Building Trust in Relationships Helpful Hints and Tips




Building trust in relationships may be easier for some and harder for others. Building trust often depends on the social makeup of each partner, their beliefs and morals.

What often hurts a relationship is when one partner doesn't tell the other partner something that they believe may hurt the other. In other words, not being straight up and honest.

The question is not whether you should tell your partner about something that you know they would not approve, but whether you should even do it in the first place.

Open Up And Talk

Open communication is another very important aspect of building trust in a relationship.

If there is anything that is bothering you, or if you feel that there is anything dissatisfying your partner, you need to try to openly talk about it.

If the problem is concealed and stays unresolved for a long period of time, it may also lead to a loss of trust.

Don't Be So Controlling

Another thing that often harms relationships is the overwhelming control by someone.

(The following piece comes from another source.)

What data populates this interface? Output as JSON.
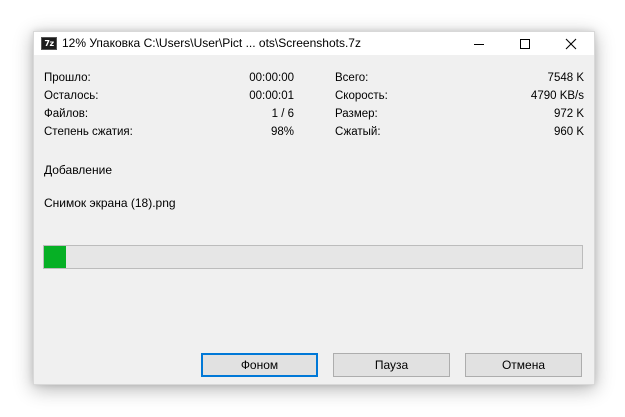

If one partner constantly tries to control another by dictating what to do and what not to, it will often result in a rebellion in the form of alienation, withdrawal, secrets and deceit.

Honesty

If you're not being honest with someone, why should you expect someone to be honest with you? Treat others just as you'd like to be treated.

Being honest and open with your partner is the best policy and hopefully you'll receive the same policy.

When I was a little younger I used to see this young lady and we used to talk about building trust in relationships all the time and in most cases she used to start the conversation.

But for some reason, she wasn't really practicing what she was preaching. I started second guessing her trust when one of a few things started to happen.

I'll give you an example. On a couple occasions when I called her on the phone, someone used to pick up the phone on her end but no one would say anything.

They would sit there for a few seconds then hang up. I'd call back and they'd do it again. Of course I thought that was odd. So when it happened a couple times, I started to question her about it.

My lady love acted like she didn't know what I was talking about. So to make a long story short, I felt something was amiss. As time went on I was right. So I had to make adjustments.

Just that little situation is what started me second guessing my trust for her and it didn't feel good. Building trust in relationships is important.

Pay attention to what's going on and if something gets your attention in a certain way, I recommend you speak on it immediately.